The Federal Open Market Committee kept the federal funds rate in a range between 3.5% and 3.75% on Wednesday while signaling that it is in no rush to make reductions given the strong economy despite slower hiring and elevated inflation.
The FOMC also said that it would conduct standing overnight repurchase agreement operations at a 3.75% rate and reverse repurchase agreement operations at 3.5%.
Two Federal Reserve governors, Stephen Miran and Christopher Waller, dissented in favor of a 25 basis-point rate cut.
Get Joe Brusuelas’s Market Minute economic commentary every morning. Subscribe now.
The committee appears comfortable with the bottom range of 3.5% near the central bank’s estimate of the neutral rate of 3%—we think it’s 3.5%—so the wait-and-see stance of the FOMC will be the narrative despite the two dissenting votes.
The Fed upgraded its view of the economy by noting that economic activity “has been expanding at a solid pace,” which tends to suggest satisfaction with the policy rate’s current levels.

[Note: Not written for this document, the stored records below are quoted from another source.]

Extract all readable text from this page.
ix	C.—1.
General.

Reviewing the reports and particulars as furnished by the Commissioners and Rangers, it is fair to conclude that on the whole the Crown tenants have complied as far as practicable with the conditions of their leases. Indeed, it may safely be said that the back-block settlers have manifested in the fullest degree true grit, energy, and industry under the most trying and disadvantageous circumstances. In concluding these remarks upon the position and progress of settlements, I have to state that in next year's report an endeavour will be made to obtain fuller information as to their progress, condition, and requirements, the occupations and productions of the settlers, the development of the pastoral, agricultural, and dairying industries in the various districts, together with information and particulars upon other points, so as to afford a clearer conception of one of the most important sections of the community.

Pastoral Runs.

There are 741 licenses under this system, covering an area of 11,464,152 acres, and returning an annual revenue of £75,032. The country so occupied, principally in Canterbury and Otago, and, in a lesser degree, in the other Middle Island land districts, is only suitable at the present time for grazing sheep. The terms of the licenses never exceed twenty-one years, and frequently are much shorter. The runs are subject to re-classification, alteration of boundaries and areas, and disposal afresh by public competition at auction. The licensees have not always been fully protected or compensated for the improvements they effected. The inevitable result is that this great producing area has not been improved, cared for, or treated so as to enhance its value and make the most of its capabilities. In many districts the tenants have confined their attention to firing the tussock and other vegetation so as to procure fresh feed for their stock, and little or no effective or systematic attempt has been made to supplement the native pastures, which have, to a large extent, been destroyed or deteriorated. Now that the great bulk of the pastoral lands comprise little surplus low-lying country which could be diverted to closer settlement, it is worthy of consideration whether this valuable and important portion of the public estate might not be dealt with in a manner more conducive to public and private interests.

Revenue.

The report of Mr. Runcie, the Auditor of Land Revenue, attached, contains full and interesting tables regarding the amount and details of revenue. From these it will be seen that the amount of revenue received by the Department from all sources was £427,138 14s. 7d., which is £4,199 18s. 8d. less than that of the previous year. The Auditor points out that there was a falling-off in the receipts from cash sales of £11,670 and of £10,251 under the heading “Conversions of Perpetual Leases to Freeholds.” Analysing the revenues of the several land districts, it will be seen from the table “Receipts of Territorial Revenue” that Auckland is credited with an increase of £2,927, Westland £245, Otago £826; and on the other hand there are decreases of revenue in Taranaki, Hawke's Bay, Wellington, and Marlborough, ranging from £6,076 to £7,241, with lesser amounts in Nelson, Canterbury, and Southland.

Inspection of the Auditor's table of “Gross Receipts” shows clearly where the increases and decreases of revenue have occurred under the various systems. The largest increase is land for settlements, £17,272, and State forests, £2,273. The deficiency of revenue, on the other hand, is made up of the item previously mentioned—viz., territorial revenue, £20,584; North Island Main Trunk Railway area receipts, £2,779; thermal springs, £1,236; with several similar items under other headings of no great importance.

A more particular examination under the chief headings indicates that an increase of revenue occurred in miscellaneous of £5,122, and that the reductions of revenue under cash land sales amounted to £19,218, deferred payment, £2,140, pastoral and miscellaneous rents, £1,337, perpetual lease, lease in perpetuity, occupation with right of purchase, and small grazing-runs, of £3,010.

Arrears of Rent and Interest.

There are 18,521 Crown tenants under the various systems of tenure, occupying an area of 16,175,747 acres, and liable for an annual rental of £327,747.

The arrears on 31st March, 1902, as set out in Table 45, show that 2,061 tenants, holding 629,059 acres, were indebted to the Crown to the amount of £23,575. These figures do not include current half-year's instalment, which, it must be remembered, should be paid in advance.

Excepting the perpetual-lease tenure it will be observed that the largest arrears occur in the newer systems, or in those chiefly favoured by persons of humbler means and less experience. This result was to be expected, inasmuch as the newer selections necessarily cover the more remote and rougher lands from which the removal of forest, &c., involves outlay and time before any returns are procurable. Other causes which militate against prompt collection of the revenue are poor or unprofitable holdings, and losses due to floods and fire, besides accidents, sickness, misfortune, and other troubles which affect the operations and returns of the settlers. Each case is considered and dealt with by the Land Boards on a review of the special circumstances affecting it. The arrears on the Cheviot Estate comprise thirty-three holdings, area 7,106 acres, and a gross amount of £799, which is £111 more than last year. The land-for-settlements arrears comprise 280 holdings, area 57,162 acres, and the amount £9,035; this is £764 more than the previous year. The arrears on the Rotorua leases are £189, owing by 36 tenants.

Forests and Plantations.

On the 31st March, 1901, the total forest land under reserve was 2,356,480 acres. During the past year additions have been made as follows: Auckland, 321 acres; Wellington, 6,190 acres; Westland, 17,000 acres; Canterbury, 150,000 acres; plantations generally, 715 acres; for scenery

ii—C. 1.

We expect that the economy will run hot in the first half of the year, closer to 3% in contrast to the long-term trend growth rate of 1.8%, which is likely to keep the Federal Reserve on hold with rate cuts.

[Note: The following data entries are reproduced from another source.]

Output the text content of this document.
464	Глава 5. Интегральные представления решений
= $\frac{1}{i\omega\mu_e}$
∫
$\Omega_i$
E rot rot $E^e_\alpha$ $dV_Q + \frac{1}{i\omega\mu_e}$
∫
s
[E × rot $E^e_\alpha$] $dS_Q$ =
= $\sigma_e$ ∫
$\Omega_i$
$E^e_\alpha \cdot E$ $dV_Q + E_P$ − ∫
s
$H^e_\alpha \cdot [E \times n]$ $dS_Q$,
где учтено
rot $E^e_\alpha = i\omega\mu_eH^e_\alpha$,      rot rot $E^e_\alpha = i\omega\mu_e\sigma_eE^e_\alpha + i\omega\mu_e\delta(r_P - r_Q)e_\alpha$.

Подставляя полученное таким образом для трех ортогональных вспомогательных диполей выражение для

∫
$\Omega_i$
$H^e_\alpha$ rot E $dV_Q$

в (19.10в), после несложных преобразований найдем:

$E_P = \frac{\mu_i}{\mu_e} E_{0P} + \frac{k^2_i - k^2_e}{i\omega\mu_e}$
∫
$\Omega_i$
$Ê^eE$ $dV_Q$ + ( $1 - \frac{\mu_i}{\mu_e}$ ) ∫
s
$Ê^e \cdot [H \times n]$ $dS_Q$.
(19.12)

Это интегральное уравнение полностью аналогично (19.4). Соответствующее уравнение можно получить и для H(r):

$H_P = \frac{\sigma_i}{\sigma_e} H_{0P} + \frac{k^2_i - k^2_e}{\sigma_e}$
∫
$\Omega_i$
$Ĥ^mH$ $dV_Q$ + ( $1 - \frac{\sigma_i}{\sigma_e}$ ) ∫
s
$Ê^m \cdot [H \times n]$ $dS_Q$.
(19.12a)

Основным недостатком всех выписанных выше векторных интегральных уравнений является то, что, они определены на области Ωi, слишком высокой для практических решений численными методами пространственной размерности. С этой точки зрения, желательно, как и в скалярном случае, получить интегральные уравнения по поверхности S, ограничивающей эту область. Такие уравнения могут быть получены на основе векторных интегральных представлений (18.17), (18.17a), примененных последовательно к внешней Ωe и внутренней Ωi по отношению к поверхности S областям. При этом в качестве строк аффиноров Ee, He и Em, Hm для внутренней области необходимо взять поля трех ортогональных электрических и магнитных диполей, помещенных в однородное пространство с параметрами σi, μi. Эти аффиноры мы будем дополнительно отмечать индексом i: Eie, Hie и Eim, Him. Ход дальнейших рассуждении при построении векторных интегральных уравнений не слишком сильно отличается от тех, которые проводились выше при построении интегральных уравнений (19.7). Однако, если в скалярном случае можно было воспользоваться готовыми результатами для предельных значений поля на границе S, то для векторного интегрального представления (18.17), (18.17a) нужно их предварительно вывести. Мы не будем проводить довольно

Should the economy outperform this year, then the risk is not around rate cuts but rather no cut at all or even a late-year increase should employment hold up.
Given the fiscal tailwinds that are growing, our RSM US Financial Conditions Index strongly implies that the current policy stance is not restrictive and that further rate cuts carry the risk of stoking inflation and a greater risk to the economic outlook via the financial channel.

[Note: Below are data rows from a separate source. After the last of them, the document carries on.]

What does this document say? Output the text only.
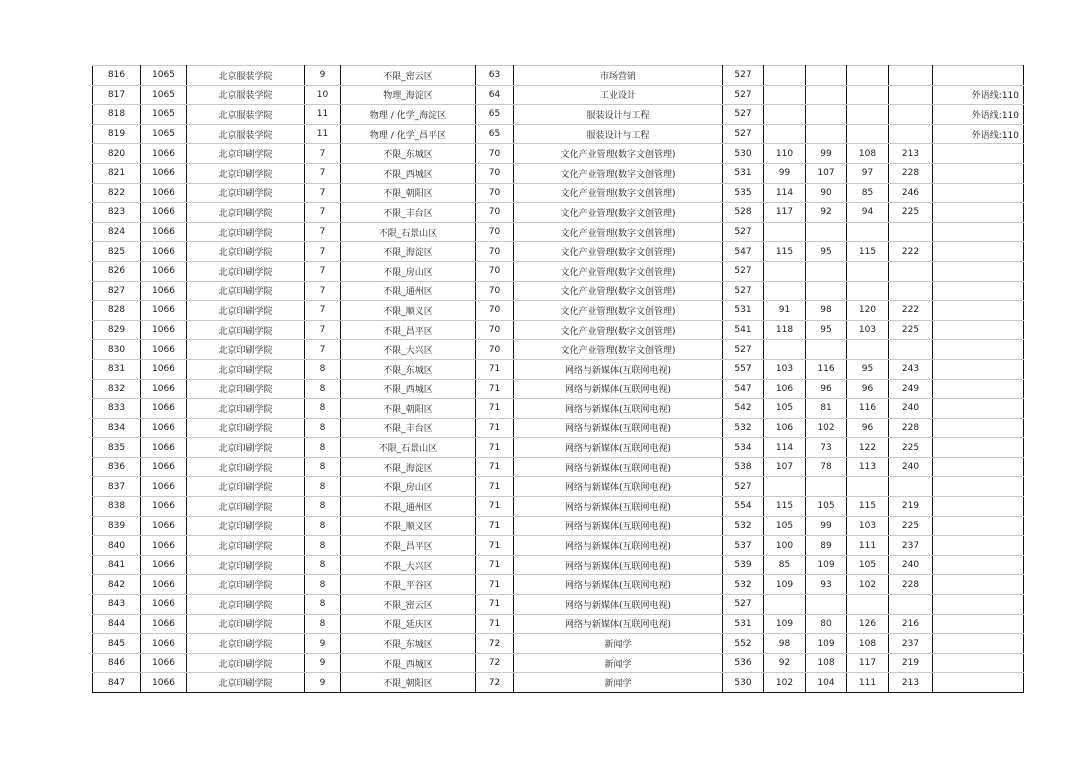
816	1065	北京服装学院	9	不限_密云区	63	市场营销	527					
817	1065	北京服装学院	10	物理_海淀区	64	工业设计	527					外语线:110
818	1065	北京服装学院	11	物理 / 化学_海淀区	65	服装设计与工程	527					外语线:110
819	1065	北京服装学院	11	物理 / 化学_昌平区	65	服装设计与工程	527					外语线:110
820	1066	北京印刷学院	7	不限_东城区	70	文化产业管理(数字文创管理)	530	110	99	108	213	
821	1066	北京印刷学院	7	不限_西城区	70	文化产业管理(数字文创管理)	531	99	107	97	228	
822	1066	北京印刷学院	7	不限_朝阳区	70	文化产业管理(数字文创管理)	535	114	90	85	246	
823	1066	北京印刷学院	7	不限_丰台区	70	文化产业管理(数字文创管理)	528	117	92	94	225	
824	1066	北京印刷学院	7	不限_石景山区	70	文化产业管理(数字文创管理)	527					
825	1066	北京印刷学院	7	不限_海淀区	70	文化产业管理(数字文创管理)	547	115	95	115	222	
826	1066	北京印刷学院	7	不限_房山区	70	文化产业管理(数字文创管理)	527					
827	1066	北京印刷学院	7	不限_通州区	70	文化产业管理(数字文创管理)	527					
828	1066	北京印刷学院	7	不限_顺义区	70	文化产业管理(数字文创管理)	531	91	98	120	222	
829	1066	北京印刷学院	7	不限_昌平区	70	文化产业管理(数字文创管理)	541	118	95	103	225	
830	1066	北京印刷学院	7	不限_大兴区	70	文化产业管理(数字文创管理)	527					
831	1066	北京印刷学院	8	不限_东城区	71	网络与新媒体(互联网电视)	557	103	116	95	243	
832	1066	北京印刷学院	8	不限_西城区	71	网络与新媒体(互联网电视)	547	106	96	96	249	
833	1066	北京印刷学院	8	不限_朝阳区	71	网络与新媒体(互联网电视)	542	105	81	116	240	
834	1066	北京印刷学院	8	不限_丰台区	71	网络与新媒体(互联网电视)	532	106	102	96	228	
835	1066	北京印刷学院	8	不限_石景山区	71	网络与新媒体(互联网电视)	534	114	73	122	225	
836	1066	北京印刷学院	8	不限_海淀区	71	网络与新媒体(互联网电视)	538	107	78	113	240	
837	1066	北京印刷学院	8	不限_房山区	71	网络与新媒体(互联网电视)	527					
838	1066	北京印刷学院	8	不限_通州区	71	网络与新媒体(互联网电视)	554	115	105	115	219	
839	1066	北京印刷学院	8	不限_顺义区	71	网络与新媒体(互联网电视)	532	105	99	103	225	
840	1066	北京印刷学院	8	不限_昌平区	71	网络与新媒体(互联网电视)	537	100	89	111	237	
841	1066	北京印刷学院	8	不限_大兴区	71	网络与新媒体(互联网电视)	539	85	109	105	240	
842	1066	北京印刷学院	8	不限_平谷区	71	网络与新媒体(互联网电视)	532	109	93	102	228	
843	1066	北京印刷学院	8	不限_密云区	71	网络与新媒体(互联网电视)	527					
844	1066	北京印刷学院	8	不限_延庆区	71	网络与新媒体(互联网电视)	531	109	80	126	216	
845	1066	北京印刷学院	9	不限_东城区	72	新闻学	552	98	109	108	237	
846	1066	北京印刷学院	9	不限_西城区	72	新闻学	536	92	108	117	219	
847	1066	北京印刷学院	9	不限_朝阳区	72	新闻学	530	102	104	111	213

But should upcoming benchmark payroll revisions result in a substantially revised economic outlook, such a scenario could pull rates cuts forward. For now, though, it appears that July or September might present the first opportunity for a 25 basis-point rate cut.

The FOMC’s policy statement released on Wednesday provided an update on the committee’s outlook on inflation and employment in the opening paragraph.
The new language: “Available indicators suggest that economic activity has been expanding at a solid pace. Job gains have remained low, and the unemployment rate has shown some signs of stabilization. Inflation remains somewhat elevated.”
The balance of risks implied by the statement lay in both directions as the committee signals it will hold off on rate cuts for now.
Fed Chair Jerome Powell’s news conference afterward did not disappoint and he attempted to keep the focus on the economy and steered his answers away from the conflict between the White House and the Fed.
The Justice Department, in a dramatic escalation of the executive branch’s pressure campaign on Powell, recently announced that Powell is under criminal investigation over his testimony concerning renovations to the Fed’s headquarters.
Powell did, however, comment on his commitment to preserving the Fed’s independence, which we think will be a large part of the economic narrative this year.
Powell’s comments stressed the economy’s underlying resilience while he noted weakness in the housing market, the toll taken by the government shutdown and the stabilization in the labor market, albeit at low levels.
As for inflation, Powell said that the Fed’s estimate of the personal consumption expenditures index had increased by 2.9% over 2025. During this time, he said, tariffs pushed up goods prices even as disinflation inside the service sector continued.
Questions from reporters were focused on central bank independence. Powell took the opportunity to note that the current case in front of the Supreme Court, regarding efforts to remove a Fed governor, Lisa Cook, was the most important in the Federal Reserve’s history.
Powell declined to comment on a video he released on Jan. 11 responding to his criminal inquiry.
Powell also refused to respond to questions about whether he will remain in his position as a Fed governor once his tenure as chair ends in May.
Powell also refused to address recent comments by the administration regarding the value of the dollar.
The takeaway
The Federal Reserve is in no hurry to cut rates as the economy is likely to run well above the long-run growth trend and employment stabilizes.
Powell also said that the case before the Supreme Court was the most important in the central bank’s history but eschewed multiple attempts to discuss the risks to central bank independence linked to that case and the administration’s efforts to reduce interest rates.